Only some MCC proteins are affected by plasma membrane depolarization. The plasma membrane of living cells expressing Can1GFP (A, B), Sur7GFP (C) and Pma1GFP (D) (strains GYS113, GYS48 and KM12, respectively) was depolarized by FCCP. Surface optical sections of cells before (left) and after depolarization (right) are shown. Only Can1GFP pattern (A) was dissolved after the treatment. Neither Sur7GFP nor Pma1GFP plasma membrane distribution was affected (C, D). When the depolarization effect of FCCP was prevented using buffer of pH 7.0 during the treatment, no release of Can1p from MCC patches was observed (B). Bar: 5 μm.

Figure 6

The distribution of HUP1GFP is impaired in mutants deficient in mitochondrial respiration. Surface scans of WT cells (A), atp1Δ and cox7Δ mutants (B, C), all expressing HUP1GFP. For atp1Δ and cox7Δ, a considerably lowered membrane potential was detected by measurement of the uptake of ³H-TPP as compared to untreated and FCCP-treated WT cells (D). Bar: 2 μm.

Figure 7

Filipin stain prevents the release of Can1p from MCC. Cells expressing Can1GFP (strain GYS113) were stained by filipin and observed under agarose.
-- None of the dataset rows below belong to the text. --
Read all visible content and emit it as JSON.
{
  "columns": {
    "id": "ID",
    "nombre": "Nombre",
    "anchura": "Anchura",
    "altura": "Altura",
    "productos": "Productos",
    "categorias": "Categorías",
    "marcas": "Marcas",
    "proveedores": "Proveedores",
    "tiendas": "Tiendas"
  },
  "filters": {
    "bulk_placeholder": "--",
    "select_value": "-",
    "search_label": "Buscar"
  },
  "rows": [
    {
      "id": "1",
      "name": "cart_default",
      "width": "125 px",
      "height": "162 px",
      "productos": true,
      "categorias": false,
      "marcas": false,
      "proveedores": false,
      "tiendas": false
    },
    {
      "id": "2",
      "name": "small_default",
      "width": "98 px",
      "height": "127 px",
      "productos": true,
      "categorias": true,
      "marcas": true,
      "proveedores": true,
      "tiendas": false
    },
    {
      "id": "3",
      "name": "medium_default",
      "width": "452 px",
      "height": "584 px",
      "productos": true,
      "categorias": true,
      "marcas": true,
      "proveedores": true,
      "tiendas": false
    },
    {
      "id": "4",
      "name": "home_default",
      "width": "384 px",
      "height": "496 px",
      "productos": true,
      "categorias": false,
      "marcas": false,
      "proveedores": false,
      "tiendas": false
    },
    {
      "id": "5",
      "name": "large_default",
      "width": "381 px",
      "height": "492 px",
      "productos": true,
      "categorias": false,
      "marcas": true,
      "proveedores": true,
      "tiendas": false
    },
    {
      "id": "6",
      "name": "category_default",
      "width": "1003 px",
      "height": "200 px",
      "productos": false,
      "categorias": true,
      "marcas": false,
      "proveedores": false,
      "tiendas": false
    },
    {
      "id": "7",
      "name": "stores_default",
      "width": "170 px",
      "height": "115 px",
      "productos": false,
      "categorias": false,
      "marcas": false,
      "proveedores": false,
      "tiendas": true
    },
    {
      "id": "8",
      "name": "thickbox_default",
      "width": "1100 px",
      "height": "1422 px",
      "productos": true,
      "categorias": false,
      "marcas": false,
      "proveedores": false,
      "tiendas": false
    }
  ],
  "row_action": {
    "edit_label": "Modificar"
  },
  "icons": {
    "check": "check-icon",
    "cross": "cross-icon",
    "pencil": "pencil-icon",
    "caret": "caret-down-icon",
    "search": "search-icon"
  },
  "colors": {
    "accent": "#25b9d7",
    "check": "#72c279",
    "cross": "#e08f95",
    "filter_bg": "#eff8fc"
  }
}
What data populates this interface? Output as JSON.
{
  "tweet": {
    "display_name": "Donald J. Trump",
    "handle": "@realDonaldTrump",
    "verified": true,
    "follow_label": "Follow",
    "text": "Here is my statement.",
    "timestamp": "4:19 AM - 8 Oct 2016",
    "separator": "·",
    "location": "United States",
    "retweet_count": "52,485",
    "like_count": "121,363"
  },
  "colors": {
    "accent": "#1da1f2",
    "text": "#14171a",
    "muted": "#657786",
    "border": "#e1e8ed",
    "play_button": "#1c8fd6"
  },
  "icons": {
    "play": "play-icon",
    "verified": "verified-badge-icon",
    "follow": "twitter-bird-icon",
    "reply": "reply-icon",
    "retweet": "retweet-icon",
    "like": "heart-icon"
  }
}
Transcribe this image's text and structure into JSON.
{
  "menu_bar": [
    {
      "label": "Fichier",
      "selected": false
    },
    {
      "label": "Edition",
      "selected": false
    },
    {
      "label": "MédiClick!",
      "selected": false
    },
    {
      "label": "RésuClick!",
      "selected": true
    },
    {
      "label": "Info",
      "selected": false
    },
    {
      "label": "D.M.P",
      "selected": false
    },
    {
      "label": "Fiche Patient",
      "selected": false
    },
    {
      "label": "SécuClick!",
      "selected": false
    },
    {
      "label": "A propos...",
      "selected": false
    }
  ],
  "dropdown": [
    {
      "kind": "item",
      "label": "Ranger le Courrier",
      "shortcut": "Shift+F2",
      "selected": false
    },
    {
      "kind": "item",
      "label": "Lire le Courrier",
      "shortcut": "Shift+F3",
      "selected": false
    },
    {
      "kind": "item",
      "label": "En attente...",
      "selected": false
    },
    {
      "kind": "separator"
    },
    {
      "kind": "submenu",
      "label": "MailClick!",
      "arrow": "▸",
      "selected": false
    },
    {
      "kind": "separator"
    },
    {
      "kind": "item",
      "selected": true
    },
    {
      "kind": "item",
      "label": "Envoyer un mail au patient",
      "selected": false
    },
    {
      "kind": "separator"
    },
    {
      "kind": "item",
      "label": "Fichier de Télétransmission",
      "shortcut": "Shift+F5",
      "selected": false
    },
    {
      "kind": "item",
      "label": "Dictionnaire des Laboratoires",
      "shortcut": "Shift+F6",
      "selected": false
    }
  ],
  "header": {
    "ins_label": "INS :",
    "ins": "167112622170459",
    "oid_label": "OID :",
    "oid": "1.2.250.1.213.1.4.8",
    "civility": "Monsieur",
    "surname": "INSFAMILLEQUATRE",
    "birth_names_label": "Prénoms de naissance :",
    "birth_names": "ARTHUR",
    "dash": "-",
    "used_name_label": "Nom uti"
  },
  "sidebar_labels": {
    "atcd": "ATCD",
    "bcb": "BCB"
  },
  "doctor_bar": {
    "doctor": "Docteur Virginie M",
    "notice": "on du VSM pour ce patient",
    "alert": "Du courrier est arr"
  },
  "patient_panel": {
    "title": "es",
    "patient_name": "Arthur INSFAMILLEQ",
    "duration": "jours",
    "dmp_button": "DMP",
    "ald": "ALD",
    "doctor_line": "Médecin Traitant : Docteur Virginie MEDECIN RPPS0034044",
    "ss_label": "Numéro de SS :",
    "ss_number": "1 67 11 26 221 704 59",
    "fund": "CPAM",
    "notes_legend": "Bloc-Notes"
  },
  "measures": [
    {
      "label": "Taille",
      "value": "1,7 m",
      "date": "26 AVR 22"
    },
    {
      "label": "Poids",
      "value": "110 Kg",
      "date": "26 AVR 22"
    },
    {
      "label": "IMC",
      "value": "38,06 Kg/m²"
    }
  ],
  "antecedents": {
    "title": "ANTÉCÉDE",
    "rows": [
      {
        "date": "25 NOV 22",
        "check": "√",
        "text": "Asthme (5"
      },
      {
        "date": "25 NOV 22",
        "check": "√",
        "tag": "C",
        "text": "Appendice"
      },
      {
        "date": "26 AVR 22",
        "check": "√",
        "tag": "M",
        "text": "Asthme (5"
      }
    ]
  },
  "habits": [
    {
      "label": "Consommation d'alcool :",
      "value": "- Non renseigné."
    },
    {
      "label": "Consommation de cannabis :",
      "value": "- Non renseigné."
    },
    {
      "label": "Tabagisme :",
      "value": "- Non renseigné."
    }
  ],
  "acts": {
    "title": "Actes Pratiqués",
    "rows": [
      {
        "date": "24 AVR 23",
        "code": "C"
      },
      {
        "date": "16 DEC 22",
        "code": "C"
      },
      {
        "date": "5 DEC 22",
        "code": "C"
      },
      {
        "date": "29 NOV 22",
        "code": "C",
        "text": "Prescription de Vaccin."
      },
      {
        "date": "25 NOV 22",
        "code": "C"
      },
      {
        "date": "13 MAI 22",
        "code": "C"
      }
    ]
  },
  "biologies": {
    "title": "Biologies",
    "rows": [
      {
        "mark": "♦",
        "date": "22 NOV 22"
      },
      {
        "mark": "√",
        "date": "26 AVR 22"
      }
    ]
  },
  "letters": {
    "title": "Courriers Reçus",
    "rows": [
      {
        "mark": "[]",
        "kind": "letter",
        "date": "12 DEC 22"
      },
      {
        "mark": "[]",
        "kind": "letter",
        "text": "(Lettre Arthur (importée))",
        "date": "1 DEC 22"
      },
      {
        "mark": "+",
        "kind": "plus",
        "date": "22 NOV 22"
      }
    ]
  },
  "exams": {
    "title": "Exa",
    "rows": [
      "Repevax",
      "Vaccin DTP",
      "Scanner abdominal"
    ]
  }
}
These cells show the characteristic MCC pattern of Can1GFP fluorescence (A). To the same cells immobilized in agarose, 50 μM FCCP was added. The Can1-GFP pattern does not change (B) (compare with Can1-GFP cells depolarized by FCCP without filipin treatment; Figure 5A, right). Bar: 5 μm.

Figure 8

Leakage of AIB from the cells with depolarized plasma membrane. Cells accumulating radioactive AIB (strain BY4742) were treated with 0.1% SDS (arrowhead) in the absence (•) or presence of 20 μM FCCP (▴). The efflux of accumulated radioactivity was much slower in the presence of FCCP. Considerably higher detergent concentration (0.5% SDS; ▪) was necessary to induce an effect comparable to that observed in FCCP-untreated cells. Note that the addition of FCCP at t=10 min (arrow) had no effect on the membrane permeability for AIB (◊).